31 Ağustos 2012 Cuma

WIT

WIT
IMDB: 8/10
Yine başka bir filmle karşınızdayım! Dün izledim bu filmi ve çok beğendim. 2001 yılı Amerikan yapımı. Kesinlikle harika bir yapım. Amerikalılar bu işi biliyor. Emma Thompson başrolde. Kesinlikle bir dram. İnsanı ağlatan cinsten. Ve o kadar gerçek ki, o kadar hayattan ki insan gelecekte ne yaşacağını düşünmeden edemiyor. Her sahnesi insanın içine işliyor. Hasta psikolojisini gerçekten iyi yansıtmışlar. Yalnız bir insanı iyi yansıtmışlar. Konunun etkileyiciliği dışında set tasarımı ve ışıklandırması harika... Kısacası insanı üzen bir film ama başarılı. İzleyip izlememek size kalmış... Mendilleri hazırlayın.
(Yazının bu kısmından sonrası ağır spoiler içerir)
SPOILER

Vivian Bearing bir edebiyat profesörüdür.

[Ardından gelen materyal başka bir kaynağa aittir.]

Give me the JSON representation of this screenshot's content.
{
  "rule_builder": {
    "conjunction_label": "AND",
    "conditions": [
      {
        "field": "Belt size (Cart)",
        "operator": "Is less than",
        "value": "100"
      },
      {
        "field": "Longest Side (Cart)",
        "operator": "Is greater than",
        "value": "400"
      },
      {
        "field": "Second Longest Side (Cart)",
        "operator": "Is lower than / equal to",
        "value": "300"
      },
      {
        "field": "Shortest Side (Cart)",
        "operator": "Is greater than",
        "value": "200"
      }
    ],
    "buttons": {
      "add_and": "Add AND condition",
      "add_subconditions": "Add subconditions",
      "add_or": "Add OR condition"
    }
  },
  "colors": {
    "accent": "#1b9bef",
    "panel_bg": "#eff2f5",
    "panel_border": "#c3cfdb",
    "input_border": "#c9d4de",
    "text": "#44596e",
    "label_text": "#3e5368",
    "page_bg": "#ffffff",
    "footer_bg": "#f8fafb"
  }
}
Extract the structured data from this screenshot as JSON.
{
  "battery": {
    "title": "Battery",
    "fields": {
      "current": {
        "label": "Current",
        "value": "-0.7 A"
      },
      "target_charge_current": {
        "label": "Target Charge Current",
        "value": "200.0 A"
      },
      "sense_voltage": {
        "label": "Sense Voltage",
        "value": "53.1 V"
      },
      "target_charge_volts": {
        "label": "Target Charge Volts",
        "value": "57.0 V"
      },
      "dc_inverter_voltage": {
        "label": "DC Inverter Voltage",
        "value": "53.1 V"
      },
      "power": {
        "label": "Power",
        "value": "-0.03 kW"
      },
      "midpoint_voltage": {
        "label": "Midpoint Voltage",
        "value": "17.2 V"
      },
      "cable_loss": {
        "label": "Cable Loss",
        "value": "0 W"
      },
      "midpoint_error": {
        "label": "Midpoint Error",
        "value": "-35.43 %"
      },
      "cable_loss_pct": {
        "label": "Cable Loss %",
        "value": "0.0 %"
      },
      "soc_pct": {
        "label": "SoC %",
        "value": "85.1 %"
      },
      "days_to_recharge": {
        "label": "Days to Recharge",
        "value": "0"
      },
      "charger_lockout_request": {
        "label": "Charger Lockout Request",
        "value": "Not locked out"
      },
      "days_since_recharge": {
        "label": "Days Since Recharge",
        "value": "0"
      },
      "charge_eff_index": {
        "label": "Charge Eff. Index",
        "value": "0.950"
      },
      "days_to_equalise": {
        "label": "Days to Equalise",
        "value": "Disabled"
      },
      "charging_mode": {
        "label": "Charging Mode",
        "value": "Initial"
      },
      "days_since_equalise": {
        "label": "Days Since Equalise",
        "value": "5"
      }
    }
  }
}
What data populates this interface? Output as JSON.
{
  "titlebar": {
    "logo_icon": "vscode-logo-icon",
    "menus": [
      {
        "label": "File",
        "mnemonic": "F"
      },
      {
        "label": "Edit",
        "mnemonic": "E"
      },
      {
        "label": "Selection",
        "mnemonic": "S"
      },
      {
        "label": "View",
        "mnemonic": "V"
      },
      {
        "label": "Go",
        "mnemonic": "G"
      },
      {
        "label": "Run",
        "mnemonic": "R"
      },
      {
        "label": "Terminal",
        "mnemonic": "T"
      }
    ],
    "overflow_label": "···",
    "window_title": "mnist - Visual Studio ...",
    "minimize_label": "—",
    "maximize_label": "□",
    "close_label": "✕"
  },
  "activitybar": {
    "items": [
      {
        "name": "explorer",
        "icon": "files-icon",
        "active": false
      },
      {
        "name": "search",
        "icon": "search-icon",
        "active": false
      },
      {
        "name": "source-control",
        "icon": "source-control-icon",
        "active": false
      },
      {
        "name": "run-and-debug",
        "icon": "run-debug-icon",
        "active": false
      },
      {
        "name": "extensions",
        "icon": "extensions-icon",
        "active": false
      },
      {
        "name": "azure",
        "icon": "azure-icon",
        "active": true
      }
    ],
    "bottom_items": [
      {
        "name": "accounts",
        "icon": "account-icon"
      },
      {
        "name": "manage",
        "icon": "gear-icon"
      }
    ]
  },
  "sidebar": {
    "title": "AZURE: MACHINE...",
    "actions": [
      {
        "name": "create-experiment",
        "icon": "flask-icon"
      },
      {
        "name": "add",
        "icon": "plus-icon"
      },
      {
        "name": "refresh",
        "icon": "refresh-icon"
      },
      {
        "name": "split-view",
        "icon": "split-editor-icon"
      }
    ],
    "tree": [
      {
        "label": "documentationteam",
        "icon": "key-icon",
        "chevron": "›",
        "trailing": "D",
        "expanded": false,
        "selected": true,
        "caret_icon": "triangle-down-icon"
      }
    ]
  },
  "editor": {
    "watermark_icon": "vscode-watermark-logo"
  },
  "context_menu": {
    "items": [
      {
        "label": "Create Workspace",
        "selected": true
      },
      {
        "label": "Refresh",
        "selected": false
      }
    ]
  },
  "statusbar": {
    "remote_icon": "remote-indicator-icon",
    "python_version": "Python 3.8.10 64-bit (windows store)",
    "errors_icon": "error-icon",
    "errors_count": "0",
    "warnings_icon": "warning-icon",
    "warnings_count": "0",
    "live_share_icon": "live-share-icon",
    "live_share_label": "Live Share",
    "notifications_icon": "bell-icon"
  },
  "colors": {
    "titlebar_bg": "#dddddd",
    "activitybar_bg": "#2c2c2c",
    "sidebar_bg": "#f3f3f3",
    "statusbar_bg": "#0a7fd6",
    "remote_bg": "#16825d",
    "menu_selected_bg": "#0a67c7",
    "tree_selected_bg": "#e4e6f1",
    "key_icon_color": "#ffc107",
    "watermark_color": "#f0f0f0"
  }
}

Kanser teşhisi konulduktan sonra hayatını sorgular. Bearing, çocukluktan kanser teşhisin konduğu döneme kadar yaşadığı süreci değerlendiriyor ve kameraya dönerek seyirciyle birebir iletişim kuruyor. Tedavi süreci, geçmiş sorgulaması ve hastanedeki doktor-hasta yaklaşımının bir hasta gözünden değerlendirmesi, yine bu akademisyenin izleyiciyle diyalogları şeklinde aktarılıyor.
Bearing küçükken bile çok kitap okuyan biridir. Öğrencilik döneminde pek arkadaşı yoktur ve zamanının çoğunu kütüphanede geçirir. Anne ve babasını kaybeder. Sert bir akademisyendir ve hastaneye yattığında bu sert tavrından dolayı pişmanlık yaşar. Hastalığı ilerler. Kanser başka bölgelere yayılır. Kimsesi olmayan Bearing, yalnızlık içinde ölüme doğru koşar. Birgün hastaneye eski öğretmeni gelir. (o ne sahneydi ya, oturup ağlamak istedim resmen). Beaaring'e kitap okur ve hastalığı boyunca onu ziyarete gelen tek kişidir. Daha sonra Bearing yalnızlık içinde ölür...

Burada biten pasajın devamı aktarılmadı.